Your children are being taught, but are they being taught well?
One of the biggest objections I hear from parents regarding homeschooling their kids is, they just don’t think they can do it. They don’t have the time or the patience to teach their kids at home. Teaching and training up your children is not an option. As a parent, you are charged by God to do so. In fact, whether you intend to or not, you are teaching and training up your children.
Your kids learn about life, faith, and responsibility by watching you and listening to you live your own life. If your approach to teaching your kids is unintentional, then they will come away with mixed messages as they try to connect what they hear from you, from teachers, and from peers with what they see you do, what friends do, and what they see in the media. Be assured, your children are being taught, but are they being taught well? Anyone can teach a child, but to effectively teach and train them in the way they should go, you have to know them.
Unless you are unengaged in your family, no one knows your children better than you. You know their strengths and their weaknesses. When my son was four, we enrolled him in a private, Christian pre-school. At the end of that first year we were told that they thought it would be best for him if they placed him in pre-kindergarten the next year because he was emotionally immature. If we did not know our son so well, that may have sounded like the logical thing to do. The reality was that we knew he was immature, but we also knew he was academically advanced and already reading at a second or third grade reading level. Were he to be placed in a kindergarten class, he may get in trouble because of his immaturity. If we placed him in pre-kindergarten, he would certainly be getting in trouble because he was academically bored. That is when we decided to begin the homeschool adventure.
It is not possible for a school teacher – public or private – to know your child well enough to teach them “in the way they should go.” There are too many other students who need attention, and they cannot effectively know, or teach your child or to your child’s learning style. Just like one spouse needs to be a student of the other to have a healthy marriage, so a parent needs to be a student of their children for that relationship to be healthy and effective. To pass that responsibility off to a “hired hand” is a disservice to your child.
Teaching your kids at home is no easy task. It requires sacrifice. In being a student of your child, there will always be those times where you feel like you didn’t get it right, but what a learning opportunity for both you and your child! Learning to work through failure, learning to overcome mistakes and adversity; learning to be faithful in the wake of wrong or lesser choices are lessons they will never get in a public classroom. There are things that I would approach differently with my son, but my mistakes have helped me to understand him better and work with him more effectively now. Additionally, there has been a trust built between us that seems so absent between most parents and children from classroom settings.

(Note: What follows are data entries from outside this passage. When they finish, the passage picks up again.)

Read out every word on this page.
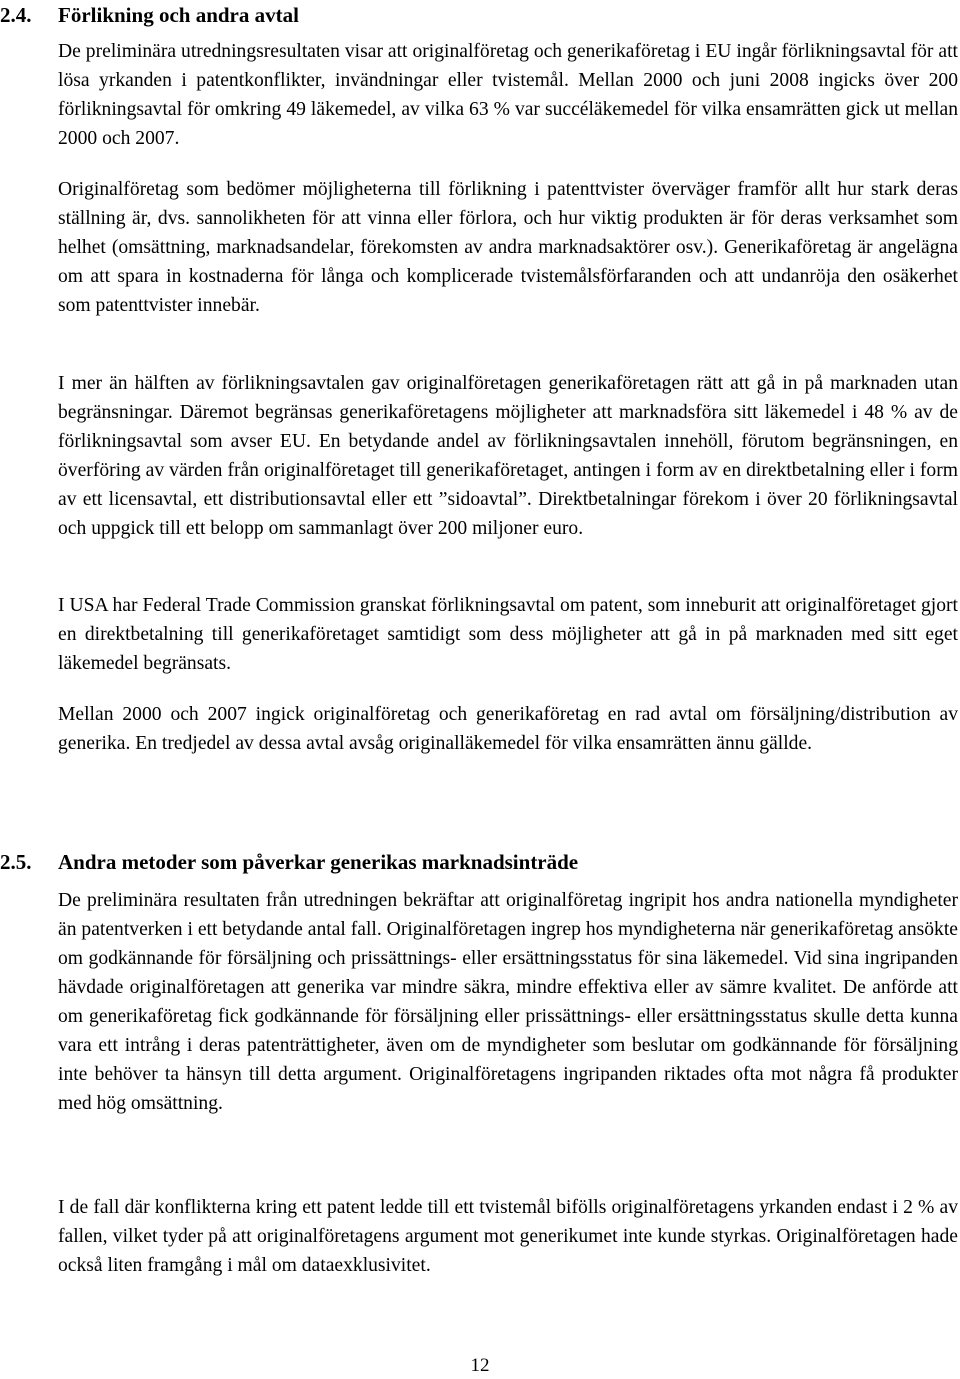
2.4. Förlikning och andra avtal

De preliminära utredningsresultaten visar att originalföretag och generikaföretag i EU ingår förlikningsavtal för att lösa yrkanden i patentkonflikter, invändningar eller tvistemål. Mellan 2000 och juni 2008 ingicks över 200 förlikningsavtal för omkring 49 läkemedel, av vilka 63 % var succéläkemedel för vilka ensamrätten gick ut mellan 2000 och 2007.

Originalföretag som bedömer möjligheterna till förlikning i patenttvister överväger framför allt hur stark deras ställning är, dvs. sannolikheten för att vinna eller förlora, och hur viktig produkten är för deras verksamhet som helhet (omsättning, marknadsandelar, förekomsten av andra marknadsaktörer osv.). Generikaföretag är angelägna om att spara in kostnaderna för långa och komplicerade tvistemålsförfaranden och att undanröja den osäkerhet som patenttvister innebär.

I mer än hälften av förlikningsavtalen gav originalföretagen generikaföretagen rätt att gå in på marknaden utan begränsningar. Däremot begränsas generikaföretagens möjligheter att marknadsföra sitt läkemedel i 48 % av de förlikningsavtal som avser EU. En betydande andel av förlikningsavtalen innehöll, förutom begränsningen, en överföring av värden från originalföretaget till generikaföretaget, antingen i form av en direktbetalning eller i form av ett licensavtal, ett distributionsavtal eller ett ”sidoavtal”. Direktbetalningar förekom i över 20 förlikningsavtal och uppgick till ett belopp om sammanlagt över 200 miljoner euro.

I USA har Federal Trade Commission granskat förlikningsavtal om patent, som inneburit att originalföretaget gjort en direktbetalning till generikaföretaget samtidigt som dess möjligheter att gå in på marknaden med sitt eget läkemedel begränsats.

Mellan 2000 och 2007 ingick originalföretag och generikaföretag en rad avtal om försäljning/distribution av generika. En tredjedel av dessa avtal avsåg originalläkemedel för vilka ensamrätten ännu gällde.

2.5. Andra metoder som påverkar generikas marknadsinträde

De preliminära resultaten från utredningen bekräftar att originalföretag ingripit hos andra nationella myndigheter än patentverken i ett betydande antal fall. Originalföretagen ingrep hos myndigheterna när generikaföretag ansökte om godkännande för försäljning och prissättnings- eller ersättningsstatus för sina läkemedel. Vid sina ingripanden hävdade originalföretagen att generika var mindre säkra, mindre effektiva eller av sämre kvalitet. De anförde att om generikaföretag fick godkännande för försäljning eller prissättnings- eller ersättningsstatus skulle detta kunna vara ett intrång i deras patenträttigheter, även om de myndigheter som beslutar om godkännande för försäljning inte behöver ta hänsyn till detta argument. Originalföretagens ingripanden riktades ofta mot några få produkter med hög omsättning.

I de fall där konflikterna kring ett patent ledde till ett tvistemål bifölls originalföretagens yrkanden endast i 2 % av fallen, vilket tyder på att originalföretagens argument mot generikumet inte kunde styrkas. Originalföretagen hade också liten framgång i mål om dataexklusivitet.

12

A friend and fellow homeschool zealot, Israel Wayne, has aptly said that as long as you teach your child how to read, how to write, and how to study they can figure out anything they need to. In a classroom setting they teach one way to learn – one way to study. That may not be the best way for your child. No one understands your child’s strengths and weaknesses better than you. You have the time, the relationship, and the influence that can best serve them. You, parent, can train your child up in the way they should go; not in the way that someone else thinks they should, that seems most logical, or is easiest. Isn’t that worth finding a way to make it work?